There's a version of this that works. It requires the United States and its allies to make clear that Ukrainian sovereignty is non-negotiable, that any deal must include enforceable security guarantees, and that Russia will face permanent economic and military pressure until it complies with those terms. Reagan understood this logic. Strength is not the precursor to negotiation — strength is what makes negotiation meaningful. Without it, you're not negotiating. You're surrendering on a schedule.
The Veterans I Know Are Watching
I've talked to a lot of veterans about Ukraine. Most of them aren't hawks in the reflexive sense. They know what war costs. They've paid it personally. But almost to a man, they say the same thing: you don't stop a bully by giving him what he wants and calling it compromise. You stop him by making the cost of the next punch higher than the reward.

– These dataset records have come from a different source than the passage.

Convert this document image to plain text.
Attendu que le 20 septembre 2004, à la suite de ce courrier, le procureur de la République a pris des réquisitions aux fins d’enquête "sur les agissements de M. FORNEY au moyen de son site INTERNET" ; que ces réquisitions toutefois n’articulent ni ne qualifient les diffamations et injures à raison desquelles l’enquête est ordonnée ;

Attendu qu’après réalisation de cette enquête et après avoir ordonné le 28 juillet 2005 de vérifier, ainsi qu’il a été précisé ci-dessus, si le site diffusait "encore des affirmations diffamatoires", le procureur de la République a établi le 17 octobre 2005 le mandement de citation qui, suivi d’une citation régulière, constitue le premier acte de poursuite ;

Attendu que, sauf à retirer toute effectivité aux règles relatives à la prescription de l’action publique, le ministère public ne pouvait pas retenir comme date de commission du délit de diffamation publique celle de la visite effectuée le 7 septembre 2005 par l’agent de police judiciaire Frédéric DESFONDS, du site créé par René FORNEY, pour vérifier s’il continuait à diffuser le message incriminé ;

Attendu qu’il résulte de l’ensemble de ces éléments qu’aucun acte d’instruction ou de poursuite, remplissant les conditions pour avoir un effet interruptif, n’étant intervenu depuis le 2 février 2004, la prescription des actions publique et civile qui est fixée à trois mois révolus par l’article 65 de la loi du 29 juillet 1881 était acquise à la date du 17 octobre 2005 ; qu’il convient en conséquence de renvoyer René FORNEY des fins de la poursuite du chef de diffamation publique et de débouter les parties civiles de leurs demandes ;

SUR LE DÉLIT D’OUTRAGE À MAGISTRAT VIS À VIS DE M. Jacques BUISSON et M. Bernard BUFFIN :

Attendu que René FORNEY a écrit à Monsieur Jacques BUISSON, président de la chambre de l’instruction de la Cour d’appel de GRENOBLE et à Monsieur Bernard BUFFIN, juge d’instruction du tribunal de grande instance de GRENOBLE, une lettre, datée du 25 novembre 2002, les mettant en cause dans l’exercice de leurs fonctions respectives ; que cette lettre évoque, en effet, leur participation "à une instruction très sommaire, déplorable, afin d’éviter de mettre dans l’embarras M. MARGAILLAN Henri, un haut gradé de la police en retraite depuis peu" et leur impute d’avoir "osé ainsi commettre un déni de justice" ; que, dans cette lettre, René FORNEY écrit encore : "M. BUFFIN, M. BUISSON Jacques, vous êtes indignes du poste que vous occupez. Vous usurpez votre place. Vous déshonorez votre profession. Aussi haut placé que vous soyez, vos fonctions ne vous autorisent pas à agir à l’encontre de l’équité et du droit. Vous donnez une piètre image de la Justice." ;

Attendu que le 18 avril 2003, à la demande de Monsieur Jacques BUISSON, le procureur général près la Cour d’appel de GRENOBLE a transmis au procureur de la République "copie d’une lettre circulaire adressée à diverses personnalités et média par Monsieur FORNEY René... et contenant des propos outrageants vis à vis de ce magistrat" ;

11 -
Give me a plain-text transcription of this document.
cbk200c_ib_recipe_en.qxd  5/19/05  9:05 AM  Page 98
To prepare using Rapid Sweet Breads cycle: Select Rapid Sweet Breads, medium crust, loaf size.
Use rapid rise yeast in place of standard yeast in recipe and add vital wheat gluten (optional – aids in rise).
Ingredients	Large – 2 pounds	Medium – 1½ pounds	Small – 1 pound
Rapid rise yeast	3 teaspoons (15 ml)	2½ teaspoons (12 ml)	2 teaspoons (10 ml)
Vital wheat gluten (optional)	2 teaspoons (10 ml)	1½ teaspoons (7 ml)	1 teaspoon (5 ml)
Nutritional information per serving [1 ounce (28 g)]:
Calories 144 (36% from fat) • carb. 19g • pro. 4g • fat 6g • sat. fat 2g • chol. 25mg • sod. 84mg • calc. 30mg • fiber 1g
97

Ukraine's soldiers have been paying that price for three years with remarkable courage. The least the Western alliance can do is ensure that whatever deal gets made is one that actually holds — not one that just gets us through the next election cycle while setting up the conditions for round three. Paper doesn't stop artillery. Either we're serious about Ukrainian sovereignty or we're not. The mega-deal will tell us which.